Short Sale and Pre-foreclosure Primer
Everything you should know and understand before pursuing a short sale purchase
There is no substitute for knowledge. Everyone should seek to learn about different types of transactions before proceeding. Moving forward with your eyes wide open and the assistance of various professional experts is highly advisable. To fully understand short sales be sure to read also Short Sales Bargain Steals and Deals
Short Sale Defined
A short sale exists when the proceeds from a sale will be insufficient to pay the mortgage(s) and other encumbrances on the property in order for the seller to transfer title free and clear. Basically the seller owes more than the property’s present market value. In order for the sale to take place the lending institution (commonly referred to as “The Bank”) must approve all aspects of the sale and often impose other terms and conditions the seller must abide by.
This situation is often referred to as preforeclosure also. The reason is, The Bank will not even consider a short sale unless the mortgagee is at least 60 or 90 days behind in their payments. When this happens it triggers the process that ultimately will lead to foreclosure. A short sale is the only option prior to foreclosure that will help the seller and The Bank while possibly being advantageous to the buyer.
For The Bank
The Bank forgives some part of the debt in exchange for eliminating the costs associated with foreclosure and the carrying costs for the property until it is sold. Once a property is bank owned (commonly called REO or real estate owned) it usually begins to deteriorate and the value drops even further in addition to the ongoing expenses. Simply, The Bank would rather be out from under the property quickly and cleanly.
For the Seller
A successful short sale is advantageous to the Seller as it negates a foreclosure on the credit report. Often times The Bank forgives some or all of the difference and the Seller will not have to repay it. The Seller should consult a tax adviser as there may be adverse tax consequences. However, more often than not, the Seller has negotiated with the bank to repay some or all of the short amount by signing a low interest personal note to be repaid over time. This, in fact, is the area of negotiation that drags out or even derails many short sales.
For the Buyer
Buyers have the opportunity to buy property under market value. This should not be interpreted as “way under” market value. It behooves The Bank to discount somewhat as they stand to save the costs mentioned above but, they are loathe to approve a sale well below the present market value.

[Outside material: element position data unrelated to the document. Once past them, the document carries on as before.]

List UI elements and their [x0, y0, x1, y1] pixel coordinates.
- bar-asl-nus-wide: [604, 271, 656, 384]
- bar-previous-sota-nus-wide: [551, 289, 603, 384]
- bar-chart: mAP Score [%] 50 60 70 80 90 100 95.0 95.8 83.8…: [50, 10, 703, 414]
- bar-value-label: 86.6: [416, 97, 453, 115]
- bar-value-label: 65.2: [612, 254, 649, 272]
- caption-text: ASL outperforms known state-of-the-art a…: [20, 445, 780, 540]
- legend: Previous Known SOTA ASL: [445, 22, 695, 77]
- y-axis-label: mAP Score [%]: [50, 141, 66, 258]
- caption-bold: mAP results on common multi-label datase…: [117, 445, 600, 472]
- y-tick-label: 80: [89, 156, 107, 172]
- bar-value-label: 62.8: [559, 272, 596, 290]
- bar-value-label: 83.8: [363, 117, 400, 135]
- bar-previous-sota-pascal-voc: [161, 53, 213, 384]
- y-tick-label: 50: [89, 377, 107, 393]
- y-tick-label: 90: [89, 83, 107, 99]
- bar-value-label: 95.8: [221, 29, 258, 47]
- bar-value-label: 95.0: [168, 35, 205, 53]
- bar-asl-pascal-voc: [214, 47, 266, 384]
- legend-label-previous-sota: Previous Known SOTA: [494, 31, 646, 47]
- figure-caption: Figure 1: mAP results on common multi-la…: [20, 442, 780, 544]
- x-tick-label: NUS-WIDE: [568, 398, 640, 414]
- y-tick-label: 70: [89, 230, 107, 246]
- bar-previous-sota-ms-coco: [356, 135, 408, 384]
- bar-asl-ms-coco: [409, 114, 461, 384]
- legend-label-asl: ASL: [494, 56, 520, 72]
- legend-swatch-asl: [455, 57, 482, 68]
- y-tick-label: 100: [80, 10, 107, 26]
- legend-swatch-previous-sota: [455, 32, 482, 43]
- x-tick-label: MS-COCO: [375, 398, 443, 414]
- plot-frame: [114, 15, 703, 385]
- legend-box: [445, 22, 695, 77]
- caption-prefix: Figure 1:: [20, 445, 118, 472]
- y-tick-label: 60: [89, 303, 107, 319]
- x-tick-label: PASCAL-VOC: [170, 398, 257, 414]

Additionally, the Buyer must expect to wait… When an offer is made it becomes one of hundreds (thousands?) The Bank must process so there can be a delay of at least 45 days or more just to get a response. Then, negotiations may ensue. This is very different than the traditional real estate offer with 24-48 hour response. The process can be frustrating but, if you are prepared for it and understand it you will fair better. You must ask yourself, though, what other properties am I missing out on while I wait? In reality, many Buyers lose interest and walk away.
Disclaimer: It’s not my intent to provide legal, financial or other specific advice outside the scope of my profession as a Realtor and I, therefore, suggest that you talk to your broker/Realtor, financial adviser, and legal counsel to determine how it’s best for you to proceed. This is a complicated subject and learning about it before you dive in is advisable.